Gnostizismus und Gnostiker. Der Name Gnosis (griech., »Kenntnis, Erkenntnis«) bezeichnete zur neutestamentlichen Zeit im jüdisch-alexandrinischen sowie auch im christlichen (vgl. z. B. 1. Kor. 8, 1). Sprachgebrauch die tiefere Einsicht in den innern Zusammenhang einer religiösen Gedankenwelt und infolgedessen zuletzt geradezu eine esoterische Religionslehre im Gegensatz zu dem Autoritätsglauben der nur die symbolische Hülle der Ideen festhaltenden Menge.
Das war im wesentlichen schon der Charakter der heidnischen Mysterien, und so stellt das, was in der Kirchengeschichte Gnosis heißt, im Grund auch nichts andres dar als den Versuch, das Christentum umzugestalten nach der Form der antiken Mysterien und es in einem neuen Mysterienkultus als die Vollendung und tiefere Wahrheit der allen gnostischen Systemen zu Grunde liegenden Naturreligionen erscheinen zu lassen. Dieser Tendenz zufolge machte sie die Probleme der Kosmologie zur Basis der Religionslehre und gefährdete durch eine phantastisch-spekulative Gottes- und Weltanschauung die wesentlich praktische Aufgabe des Evangeliums.

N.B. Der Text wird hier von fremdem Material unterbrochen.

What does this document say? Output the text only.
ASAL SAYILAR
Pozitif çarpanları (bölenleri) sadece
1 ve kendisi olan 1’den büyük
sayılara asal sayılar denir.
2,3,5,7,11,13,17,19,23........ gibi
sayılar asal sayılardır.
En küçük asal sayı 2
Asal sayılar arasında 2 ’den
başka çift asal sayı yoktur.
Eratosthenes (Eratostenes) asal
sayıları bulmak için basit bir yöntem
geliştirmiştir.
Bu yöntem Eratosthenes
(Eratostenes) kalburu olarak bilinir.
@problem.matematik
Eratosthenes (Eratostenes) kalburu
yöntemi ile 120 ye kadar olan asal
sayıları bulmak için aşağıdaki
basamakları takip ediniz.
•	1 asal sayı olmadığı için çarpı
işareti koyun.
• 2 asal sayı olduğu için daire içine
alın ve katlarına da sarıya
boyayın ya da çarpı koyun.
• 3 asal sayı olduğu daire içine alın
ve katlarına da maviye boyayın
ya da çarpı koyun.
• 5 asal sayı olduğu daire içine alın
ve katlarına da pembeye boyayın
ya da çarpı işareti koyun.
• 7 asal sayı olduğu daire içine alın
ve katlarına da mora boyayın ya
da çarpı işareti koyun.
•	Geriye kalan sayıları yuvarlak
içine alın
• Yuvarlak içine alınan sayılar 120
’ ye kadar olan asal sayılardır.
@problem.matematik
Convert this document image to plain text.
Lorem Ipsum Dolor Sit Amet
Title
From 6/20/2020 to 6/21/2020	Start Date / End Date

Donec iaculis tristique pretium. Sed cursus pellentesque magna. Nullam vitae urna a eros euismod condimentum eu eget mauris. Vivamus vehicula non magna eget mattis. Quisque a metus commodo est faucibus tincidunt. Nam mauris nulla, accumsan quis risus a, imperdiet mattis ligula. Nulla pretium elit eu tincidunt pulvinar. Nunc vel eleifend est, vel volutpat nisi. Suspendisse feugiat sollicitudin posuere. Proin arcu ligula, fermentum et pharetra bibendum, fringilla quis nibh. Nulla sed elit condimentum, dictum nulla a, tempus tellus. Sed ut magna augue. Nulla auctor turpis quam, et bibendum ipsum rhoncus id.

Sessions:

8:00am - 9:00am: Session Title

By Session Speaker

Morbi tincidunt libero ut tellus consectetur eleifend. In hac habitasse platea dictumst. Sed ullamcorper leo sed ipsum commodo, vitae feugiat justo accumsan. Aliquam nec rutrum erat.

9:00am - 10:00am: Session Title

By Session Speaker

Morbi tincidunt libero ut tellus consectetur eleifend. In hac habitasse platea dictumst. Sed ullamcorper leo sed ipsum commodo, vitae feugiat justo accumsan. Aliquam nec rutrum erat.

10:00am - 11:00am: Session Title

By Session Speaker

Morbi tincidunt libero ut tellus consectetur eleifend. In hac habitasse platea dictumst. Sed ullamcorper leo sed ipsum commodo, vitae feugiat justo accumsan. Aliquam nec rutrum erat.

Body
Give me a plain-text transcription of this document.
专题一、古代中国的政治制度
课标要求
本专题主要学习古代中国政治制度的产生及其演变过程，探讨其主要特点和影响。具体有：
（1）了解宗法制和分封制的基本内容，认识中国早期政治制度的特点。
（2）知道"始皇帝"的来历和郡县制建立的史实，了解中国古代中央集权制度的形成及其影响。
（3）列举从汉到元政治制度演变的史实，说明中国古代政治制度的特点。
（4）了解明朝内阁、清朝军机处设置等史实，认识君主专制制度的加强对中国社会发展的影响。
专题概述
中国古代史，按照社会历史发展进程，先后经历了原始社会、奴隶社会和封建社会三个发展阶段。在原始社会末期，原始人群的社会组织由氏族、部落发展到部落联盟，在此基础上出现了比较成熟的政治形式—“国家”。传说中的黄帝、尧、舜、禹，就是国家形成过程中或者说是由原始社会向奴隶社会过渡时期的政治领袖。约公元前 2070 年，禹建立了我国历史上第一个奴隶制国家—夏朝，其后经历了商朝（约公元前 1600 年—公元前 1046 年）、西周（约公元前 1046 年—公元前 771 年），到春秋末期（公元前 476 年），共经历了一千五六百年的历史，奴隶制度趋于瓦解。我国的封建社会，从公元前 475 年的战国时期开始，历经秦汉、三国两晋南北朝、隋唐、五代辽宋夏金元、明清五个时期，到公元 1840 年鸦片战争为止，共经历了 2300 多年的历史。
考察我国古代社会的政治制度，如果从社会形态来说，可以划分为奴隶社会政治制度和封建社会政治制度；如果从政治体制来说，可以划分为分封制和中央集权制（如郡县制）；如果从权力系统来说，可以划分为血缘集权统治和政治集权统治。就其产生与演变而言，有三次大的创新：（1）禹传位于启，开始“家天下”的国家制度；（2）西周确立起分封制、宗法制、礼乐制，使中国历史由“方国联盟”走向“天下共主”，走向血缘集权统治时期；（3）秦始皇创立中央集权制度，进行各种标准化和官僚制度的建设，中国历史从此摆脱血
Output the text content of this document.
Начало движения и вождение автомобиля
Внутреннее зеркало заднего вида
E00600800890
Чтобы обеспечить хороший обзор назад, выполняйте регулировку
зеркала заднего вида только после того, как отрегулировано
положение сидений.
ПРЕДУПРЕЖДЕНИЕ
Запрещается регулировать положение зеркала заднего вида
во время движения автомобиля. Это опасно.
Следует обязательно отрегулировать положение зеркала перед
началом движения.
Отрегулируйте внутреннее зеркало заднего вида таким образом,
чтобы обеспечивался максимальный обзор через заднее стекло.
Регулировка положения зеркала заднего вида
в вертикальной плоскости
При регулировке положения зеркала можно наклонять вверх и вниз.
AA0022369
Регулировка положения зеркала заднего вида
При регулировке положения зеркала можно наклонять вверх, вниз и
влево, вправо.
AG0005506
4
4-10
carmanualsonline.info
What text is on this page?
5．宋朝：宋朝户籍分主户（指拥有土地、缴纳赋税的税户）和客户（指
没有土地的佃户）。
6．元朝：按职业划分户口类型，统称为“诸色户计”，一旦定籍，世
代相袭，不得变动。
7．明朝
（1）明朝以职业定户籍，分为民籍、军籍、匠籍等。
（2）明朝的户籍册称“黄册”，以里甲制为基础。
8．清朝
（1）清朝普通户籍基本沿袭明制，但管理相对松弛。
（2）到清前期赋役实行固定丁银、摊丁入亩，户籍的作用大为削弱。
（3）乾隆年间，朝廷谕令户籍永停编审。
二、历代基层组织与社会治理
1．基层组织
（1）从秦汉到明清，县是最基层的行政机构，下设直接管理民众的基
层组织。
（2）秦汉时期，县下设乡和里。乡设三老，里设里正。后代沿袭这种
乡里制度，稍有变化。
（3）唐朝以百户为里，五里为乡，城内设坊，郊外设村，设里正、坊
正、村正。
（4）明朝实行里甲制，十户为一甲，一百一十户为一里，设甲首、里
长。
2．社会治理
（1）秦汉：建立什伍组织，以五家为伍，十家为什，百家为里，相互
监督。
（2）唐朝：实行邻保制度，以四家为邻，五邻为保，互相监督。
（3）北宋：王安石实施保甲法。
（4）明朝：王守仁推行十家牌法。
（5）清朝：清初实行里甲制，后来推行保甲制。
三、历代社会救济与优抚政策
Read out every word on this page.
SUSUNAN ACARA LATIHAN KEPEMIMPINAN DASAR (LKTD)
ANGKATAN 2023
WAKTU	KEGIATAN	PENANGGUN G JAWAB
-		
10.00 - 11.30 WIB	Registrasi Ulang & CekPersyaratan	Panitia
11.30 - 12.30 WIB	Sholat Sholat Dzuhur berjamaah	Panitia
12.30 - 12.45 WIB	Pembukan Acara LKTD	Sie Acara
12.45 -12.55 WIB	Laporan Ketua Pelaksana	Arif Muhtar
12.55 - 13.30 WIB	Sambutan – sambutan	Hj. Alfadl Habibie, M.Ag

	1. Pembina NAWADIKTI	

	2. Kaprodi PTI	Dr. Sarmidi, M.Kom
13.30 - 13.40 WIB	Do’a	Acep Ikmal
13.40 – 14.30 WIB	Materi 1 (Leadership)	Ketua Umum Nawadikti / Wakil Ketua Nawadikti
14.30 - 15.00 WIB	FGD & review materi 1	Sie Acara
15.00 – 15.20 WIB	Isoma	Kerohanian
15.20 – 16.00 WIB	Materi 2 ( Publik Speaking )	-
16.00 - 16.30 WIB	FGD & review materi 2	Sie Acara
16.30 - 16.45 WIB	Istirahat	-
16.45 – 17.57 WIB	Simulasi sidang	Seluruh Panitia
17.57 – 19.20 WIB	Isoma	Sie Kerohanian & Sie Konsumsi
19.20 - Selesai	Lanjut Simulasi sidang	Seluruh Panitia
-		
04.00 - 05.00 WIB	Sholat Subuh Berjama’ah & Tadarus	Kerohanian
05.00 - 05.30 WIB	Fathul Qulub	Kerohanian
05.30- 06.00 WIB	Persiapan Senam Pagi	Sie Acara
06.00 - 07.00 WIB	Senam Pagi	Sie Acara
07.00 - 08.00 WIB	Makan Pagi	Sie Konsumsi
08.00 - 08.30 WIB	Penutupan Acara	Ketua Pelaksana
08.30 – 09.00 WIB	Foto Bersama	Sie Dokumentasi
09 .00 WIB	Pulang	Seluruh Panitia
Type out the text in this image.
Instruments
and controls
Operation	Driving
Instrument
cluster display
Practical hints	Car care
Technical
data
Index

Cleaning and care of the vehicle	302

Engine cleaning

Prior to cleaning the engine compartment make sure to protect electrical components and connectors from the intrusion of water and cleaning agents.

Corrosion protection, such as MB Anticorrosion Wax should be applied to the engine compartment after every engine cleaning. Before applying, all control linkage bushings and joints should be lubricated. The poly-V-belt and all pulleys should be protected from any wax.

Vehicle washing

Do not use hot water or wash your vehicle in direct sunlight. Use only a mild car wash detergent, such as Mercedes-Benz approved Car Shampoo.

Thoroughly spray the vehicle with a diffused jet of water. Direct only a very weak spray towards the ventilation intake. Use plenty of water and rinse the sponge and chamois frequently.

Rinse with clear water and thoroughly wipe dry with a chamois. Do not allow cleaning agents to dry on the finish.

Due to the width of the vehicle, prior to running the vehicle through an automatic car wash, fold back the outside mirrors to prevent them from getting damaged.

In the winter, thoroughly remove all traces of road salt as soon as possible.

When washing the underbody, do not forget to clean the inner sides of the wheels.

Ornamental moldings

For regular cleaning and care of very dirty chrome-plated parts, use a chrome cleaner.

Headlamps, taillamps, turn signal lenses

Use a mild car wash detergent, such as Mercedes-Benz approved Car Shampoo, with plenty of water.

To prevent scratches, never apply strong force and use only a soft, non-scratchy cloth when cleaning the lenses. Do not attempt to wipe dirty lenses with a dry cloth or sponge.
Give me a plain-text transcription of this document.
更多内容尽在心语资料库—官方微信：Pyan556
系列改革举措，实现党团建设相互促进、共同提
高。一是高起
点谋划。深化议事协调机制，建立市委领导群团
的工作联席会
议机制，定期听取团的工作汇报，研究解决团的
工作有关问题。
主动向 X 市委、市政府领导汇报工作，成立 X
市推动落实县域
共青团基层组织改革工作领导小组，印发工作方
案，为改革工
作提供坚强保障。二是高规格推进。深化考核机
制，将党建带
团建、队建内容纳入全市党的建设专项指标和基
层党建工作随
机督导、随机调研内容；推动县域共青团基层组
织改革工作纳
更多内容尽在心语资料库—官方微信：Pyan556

Um sich den Aufbau dieser gnostischen Systeme anschaulich zu machen, muß man sich in jene gärungsvolle Zeit hinein versetzen, in welcher zwischen den Völkern des Orients und Occidents, wie sie das römische Weltreich noch alle umschloß, der regsamste Ideenaustausch statthatte und die entlegensten Religionselemente miteinander in Berührung traten.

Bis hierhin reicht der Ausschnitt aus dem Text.